Decency, part IV—what is to give light must endure burning

This essay is illustrated with a
photograph of an Apsara from Angkor Wat, Cambodia.

The title of this piece is a quote from Viktor Frankl.

We stumbled on in the darkness, over big stones and through large puddles, along the one road leading from the camp. The accompanying guards kept shouting at us and driving us with the butts of their rifles. Anyone with very sore feet supported himself on his neighbor's arm. Hardly a word was spoken; the icy wind did not encourage talk. Hiding his mouth behind his upturned collar, the man marching next to me whispered suddenly: "If our wives could see us now! I do hope they are better off in their camps and don't know what is happening to us.

That brought thoughts of my own wife to mind. And as we stumbled on for miles, slipping on icy spots, supporting each other time and again, dragging one another up and onward, nothing was said, but we both knew: each of us was thinking of his wife. Occasionally I looked at the sky, where the stars were fading and the pink light of the morning was beginning to spread behind a dark bank of clouds. But my mind clung to my wife's image, imagining it with an uncanny acuteness. I heard her answering me, saw her smile, her frank and encouraging look. Real or not, her look was then more luminous than the sun which was beginning to rise.

A thought transfixed me: for the first time in my life I saw the truth as it is set into song by so many poets, proclaimed as the final wisdom by so many thinkers. The truth – that love is the ultimate and the highest goal to which Man can aspire. Then I grasped the meaning of the greatest secret that human poetry and human thought and belief have to impart: The salvation of Man is through love and in love. I understood how a man who has nothing left in this world still may know bliss, be it only for a brief moment, in the contemplation of his beloved. In a position of utter desolation, when Man cannot express himself in positive action, when his only achievement may consist in enduring his sufferings in the right way – an honorable way – in such a position Man can, through loving contemplation of the image he carries of his beloved, achieve fulfillment. For the first time in my life I was able to understand the meaning of the words, "The angels are lost in perpetual contemplation of an infinite glory.

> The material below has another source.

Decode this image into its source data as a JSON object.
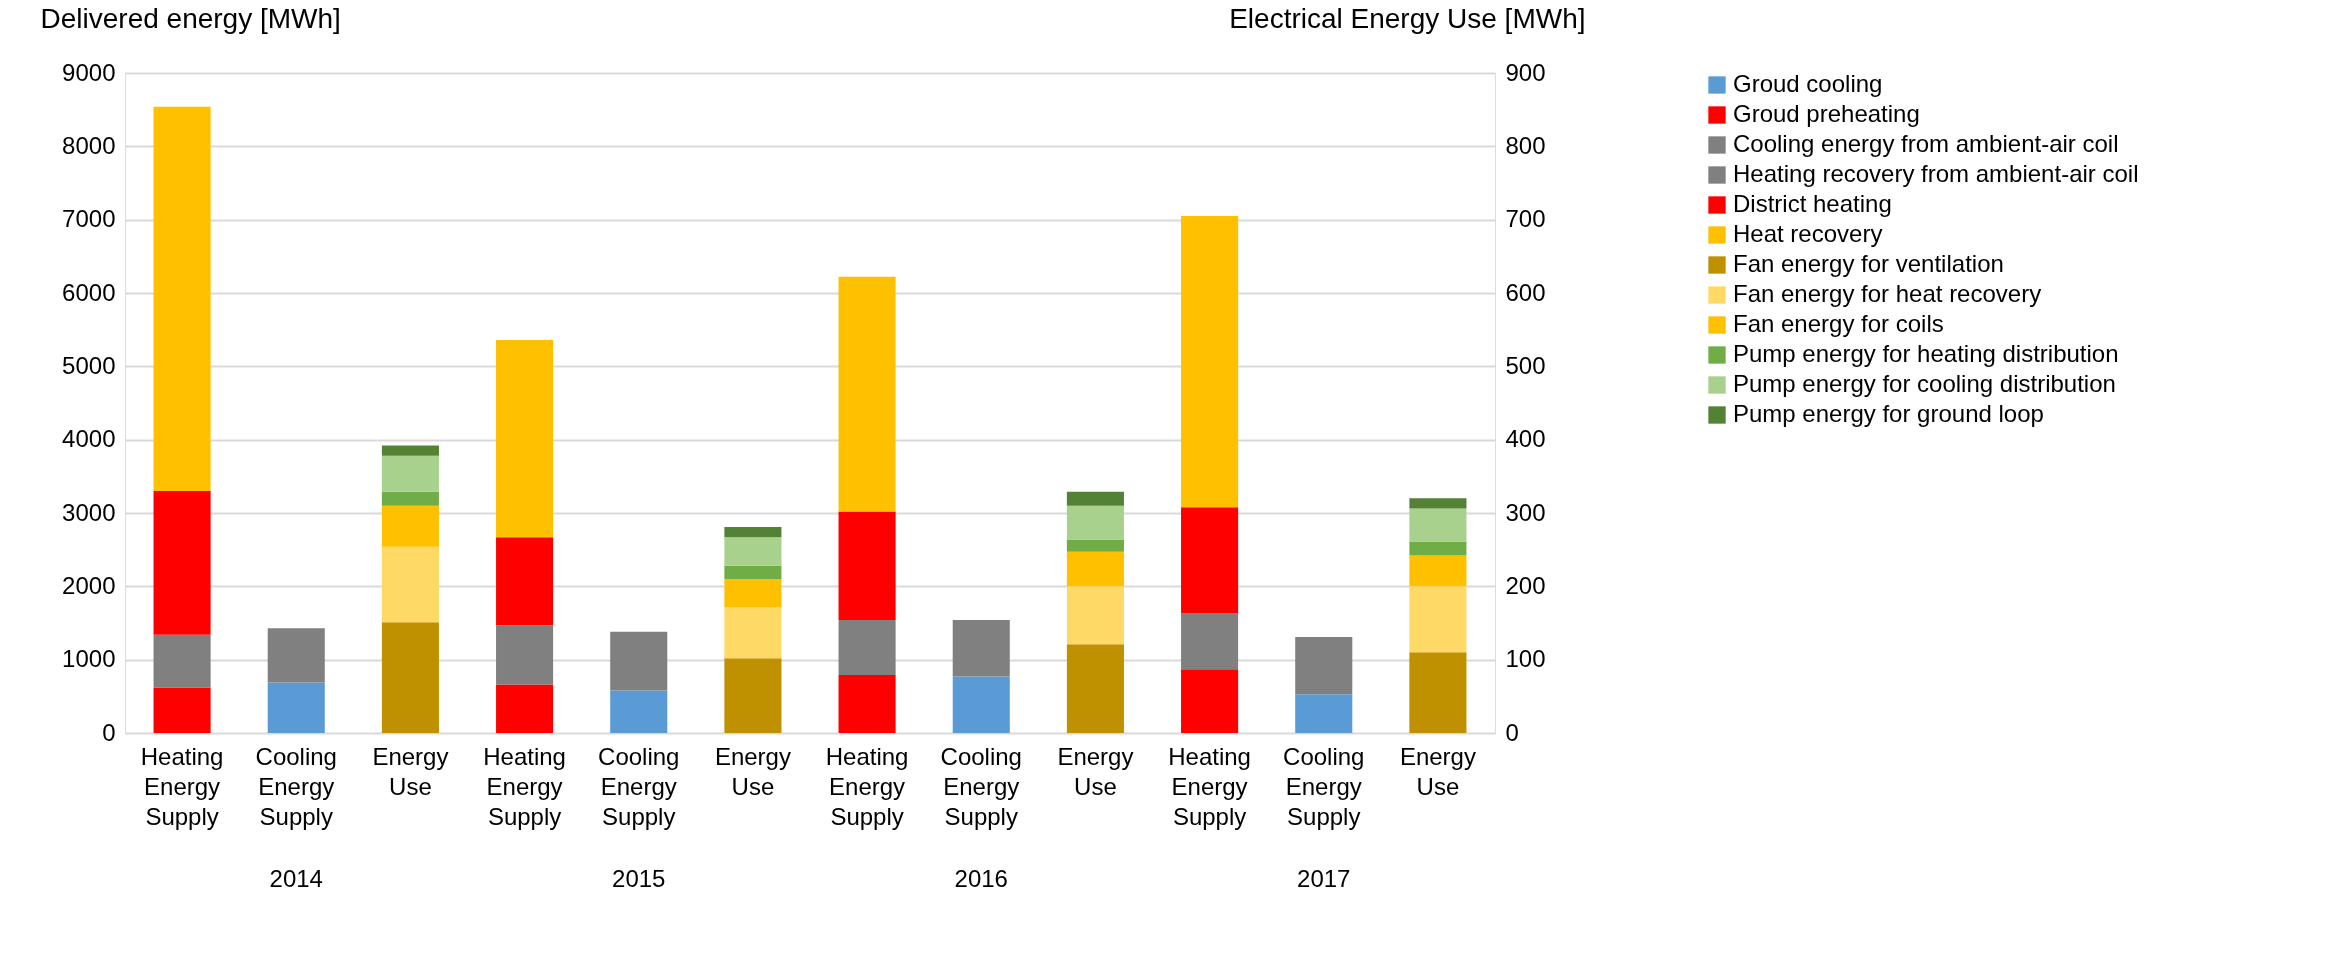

Viktor Frankl, Man's Search for Meaning.

Frankl, after enduring the horrors of the concentration camp, came away from the experience with the impression that there are only two kinds of people in the world: decent people and non-decent people.

 What I find so extraordinary about this quote is the way that the man expresses enduring our sufferings in the right way — an honorable way — as a real achievement. 

 it's an inner achievement, not an outer one — and if we could achieve this one thing and an inward way, it would be greater than all the outward things we can ever do. One thing. It would be that great.

It astonishes me — perhaps it shouldn't — that insights of this nature came from such objectively evil outward circumstances; and yet, I think, this is the only way that good can ever be born — directly in the presence of evil, in its face, so to speak, rising up to look it in the eye and in goodness itself, in sheer defiance of what evil is. This is what the devil is for.

I was born in 1955, over a decade after these horrors finally ended. It was another nine years before my parents took me to a concentration camp, where I was able — in so far as it is ever possible — to look this evil in the eye and know it for what it was. I'll never forget standing there in the halls of Bergen-Belsen looking at the photographs of the dead and dying; the difference between what is decent and what is not was clear there, and I realized that this planet is nothing like what we imagine it to be, just as we are nothing will like what we imagine ourselves as. This — this horror — is actually what we have inside of us, and every human being is called at one way or another during the course of their life to stand up in the face of it and say no.

It may seem like a long way from being cruel and angry towards another person to the concentration camps, but I'm not sure that it is that far at all. The distance always lies within ourselves, and so it is always an intimate one — a step that is crossed without any physical, outward evidence. One does not have to go from New York to Paris to be evil. It all happens inside the parameters of being.

If I want to find love, I have to suffer what I am. 

And in order to do that, there has to be a fire in me.